James McMurtry Sets Release
McMurtry has long been known as fine storyteller, but he has lately received nationwide attention for his role as a musical activist. On Just Us Kids, McMurtry picks up where he left off with his controversial anthem “We Can’t Make It Here.” On "Cheney's Toy," McMurtry once again reminds us that the war in Iraq is still going on, with veiled references to Guantanamo and Abu Ghraib and the stark image of a soldier who returned from the conflict, blind and brain damaged. The lyrics of “God Bless America” call out the corporate profiteering and cronyism of the heads of state who led the country to war. McMurtry’s songs introduce the listener to characters that exist on the fringes of society. Drug addicts, murderers, crooked politicians, and other unsavory folks all play a part on Just Us Kids.
The self-produced album shows that McMurtry has developed a skill as producer that matches his songcraft. The songs on Just Us Kids vary widely in texture and instrumentation. The Faces’ Ian McLagan’s piano playing is all over the album while Timbuk3’s pat mAcdonald’s harmonica peppers several tracks. Austin singer/songwriter John Dee Graham contributes a wailing guitar solo to “Fireline Road.” Grammy-nominated Louisiana rocker, C.C. Adcock, adds a swampy guitar part to the album opener, “Bayou Tortous.” The rhythm section is McMurtry’s longtime road band, Daren Hess and Ronnie Johnson.
Just Us Kids will be the first release for Nashville-based Lightning Rod Records, distributed by Thirty Tigers/RED. Label president Logan Rogers previously worked as director of A&R for Compadre Records on the release of McMurtry’s last two albums. “Working with James McMurtry has been a career highlight for me. He is a phenomenal artist with tremendous integrity, and I can think of no better debut release for Lightning Rod Records,” said Rogers.

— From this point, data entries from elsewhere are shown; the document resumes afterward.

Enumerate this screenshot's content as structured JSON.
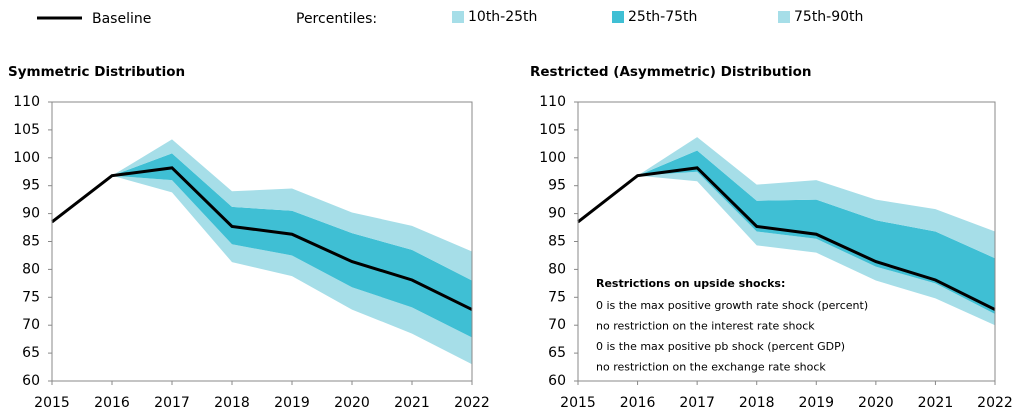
{
  "chart_data": [
    {
      "type": "fan",
      "title": "Symmetric Distribution",
      "legend_group_label": "Percentiles:",
      "x": [
        2015,
        2016,
        2017,
        2018,
        2019,
        2020,
        2021,
        2022
      ],
      "xlim": [
        2015,
        2022
      ],
      "xticks": [
        2015,
        2016,
        2017,
        2018,
        2019,
        2020,
        2021,
        2022
      ],
      "ylim": [
        60,
        110
      ],
      "yticks": [
        60,
        65,
        70,
        75,
        80,
        85,
        90,
        95,
        100,
        105,
        110
      ],
      "series": [
        {
          "name": "Baseline",
          "color": "#000000",
          "values": [
            88.5,
            96.8,
            98.2,
            87.7,
            86.3,
            81.4,
            78.1,
            72.8
          ]
        },
        {
          "name": "10th-25th",
          "color": "#a6dee8",
          "lower": [
            null,
            96.8,
            93.8,
            81.3,
            78.8,
            72.8,
            68.5,
            63
          ],
          "upper": [
            null,
            96.8,
            96,
            84.5,
            82.5,
            76.8,
            73.2,
            67.8
          ]
        },
        {
          "name": "25th-75th",
          "color": "#3fbfd4",
          "lower": [
            null,
            96.8,
            96,
            84.5,
            82.5,
            76.8,
            73.2,
            67.8
          ],
          "upper": [
            null,
            96.8,
            100.8,
            91.2,
            90.5,
            86.5,
            83.5,
            78
          ]
        },
        {
          "name": "75th-90th",
          "color": "#a6dee8",
          "lower": [
            null,
            96.8,
            100.8,
            91.2,
            90.5,
            86.5,
            83.5,
            78
          ],
          "upper": [
            null,
            96.8,
            103.3,
            94,
            94.5,
            90.2,
            87.8,
            83.2
          ]
        }
      ]
    },
    {
      "type": "fan",
      "title": "Restricted (Asymmetric) Distribution",
      "x": [
        2015,
        2016,
        2017,
        2018,
        2019,
        2020,
        2021,
        2022
      ],
      "xlim": [
        2015,
        2022
      ],
      "xticks": [
        2015,
        2016,
        2017,
        2018,
        2019,
        2020,
        2021,
        2022
      ],
      "ylim": [
        60,
        110
      ],
      "yticks": [
        60,
        65,
        70,
        75,
        80,
        85,
        90,
        95,
        100,
        105,
        110
      ],
      "annotation_title": "Restrictions on upside shocks:",
      "annotations": [
        "0 is the max positive growth rate shock (percent)",
        "no restriction on the interest rate shock",
        "0 is the max positive pb shock (percent GDP)",
        "no restriction on the exchange rate shock"
      ],
      "series": [
        {
          "name": "Baseline",
          "color": "#000000",
          "values": [
            88.5,
            96.8,
            98.2,
            87.7,
            86.3,
            81.4,
            78.1,
            72.8
          ]
        },
        {
          "name": "10th-25th",
          "color": "#a6dee8",
          "lower": [
            null,
            96.8,
            95.8,
            84.3,
            83,
            78,
            74.8,
            70
          ],
          "upper": [
            null,
            96.8,
            97.5,
            86.8,
            85.5,
            80.5,
            77.5,
            72
          ]
        },
        {
          "name": "25th-75th",
          "color": "#3fbfd4",
          "lower": [
            null,
            96.8,
            97.5,
            86.8,
            85.5,
            80.5,
            77.5,
            72
          ],
          "upper": [
            null,
            96.8,
            101.3,
            92.3,
            92.5,
            88.8,
            86.8,
            82
          ]
        },
        {
          "name": "75th-90th",
          "color": "#a6dee8",
          "lower": [
            null,
            96.8,
            101.3,
            92.3,
            92.5,
            88.8,
            86.8,
            82
          ],
          "upper": [
            null,
            96.8,
            103.7,
            95.2,
            96,
            92.5,
            90.8,
            86.8
          ]
        }
      ]
    }
  ]
}
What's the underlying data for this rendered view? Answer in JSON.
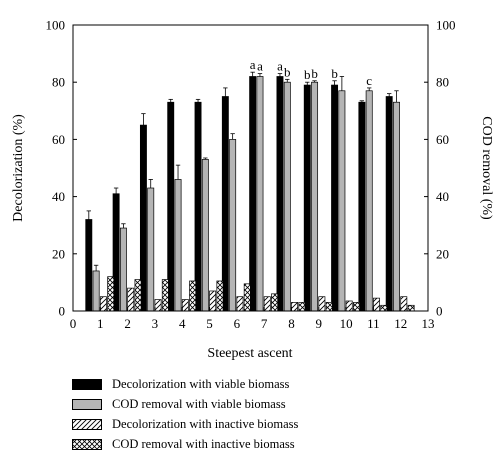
{
  "chart_data": {
    "type": "bar",
    "xlabel": "Steepest ascent",
    "ylabel_left": "Decolorization (%)",
    "ylabel_right": "COD removal (%)",
    "xlim": [
      0,
      13
    ],
    "ylim": [
      0,
      100
    ],
    "x_ticks": [
      "0",
      "1",
      "2",
      "3",
      "4",
      "5",
      "6",
      "7",
      "8",
      "9",
      "10",
      "11",
      "12",
      "13"
    ],
    "y_ticks": [
      "0",
      "20",
      "40",
      "60",
      "80",
      "100"
    ],
    "categories": [
      1,
      2,
      3,
      4,
      5,
      6,
      7,
      8,
      9,
      10,
      11,
      12
    ],
    "series": [
      {
        "name": "Decolorization with viable biomass",
        "fill": "solid-black",
        "values": [
          32,
          41,
          65,
          73,
          73,
          75,
          82,
          82,
          79,
          79,
          73,
          75
        ],
        "errors": [
          3,
          2,
          4,
          1,
          1,
          3,
          1.5,
          1,
          1,
          1.5,
          0.5,
          1
        ]
      },
      {
        "name": "COD removal with viable biomass",
        "fill": "solid-gray",
        "values": [
          14,
          29,
          43,
          46,
          53,
          60,
          82,
          80,
          80,
          77,
          77,
          73
        ],
        "errors": [
          2,
          1.5,
          3,
          5,
          0.5,
          2,
          1,
          1,
          0.5,
          5,
          1,
          4
        ]
      },
      {
        "name": "Decolorization with inactive biomass",
        "fill": "diagonal-hatch",
        "values": [
          5,
          8,
          4,
          4,
          7,
          5,
          5,
          3,
          5,
          3.5,
          4.5,
          5
        ],
        "errors": [
          0,
          0,
          0,
          0,
          0,
          0,
          0,
          0,
          0,
          0,
          0,
          0
        ]
      },
      {
        "name": "COD removal with inactive biomass",
        "fill": "cross-hatch",
        "values": [
          12,
          11,
          11,
          10.5,
          10.5,
          9.5,
          6,
          3,
          3,
          3,
          2,
          2
        ],
        "errors": [
          0,
          0,
          0,
          0,
          0,
          0,
          0,
          0,
          0,
          0,
          0,
          0
        ]
      }
    ],
    "annotations": [
      {
        "x": 7,
        "series": 0,
        "text": "a"
      },
      {
        "x": 7,
        "series": 1,
        "text": "a"
      },
      {
        "x": 8,
        "series": 0,
        "text": "a"
      },
      {
        "x": 8,
        "series": 1,
        "text": "b"
      },
      {
        "x": 9,
        "series": 0,
        "text": "b"
      },
      {
        "x": 9,
        "series": 1,
        "text": "b"
      },
      {
        "x": 10,
        "series": 0,
        "text": "b"
      },
      {
        "x": 11,
        "series": 1,
        "text": "c"
      }
    ],
    "legend_position": "bottom",
    "grid": false
  }
}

Author Stephen King described Ft. Worth native McMurtry as “the truest, fiercest songwriter of his generation” in Entertainment Weekly. The son of acclaimed author Larry McMurtry (Lonesome Dove, Terms of Endearment), James grew up on a steady diet of Johnny Cash and Roy Acuff records. His first album, released in 1989, was produced by John Mellencamp and marked the beginning of a series of acclaimed projects for Columbia and Sugar Hill. In 2003, McMurtry released the universally lauded Live in Aught-Three (Compadre Records). 2005’s Childish Things garnered some of the highest critical praise of McMurtry’s career and spent six weeks at number one on R&R’s Americana Music Radio Chart in 2005 and 2006. In September 2006, Childish Things and "We Can't Make It Here" won the Americana Music Awards for album and song of the year, respectively.
In 2007, McMurtry performed on PBS’ long running music program, “Austin City Limits,” for the second time in his career. This year, McMurtry and his band will launch a national tour in support of Just Us Kids.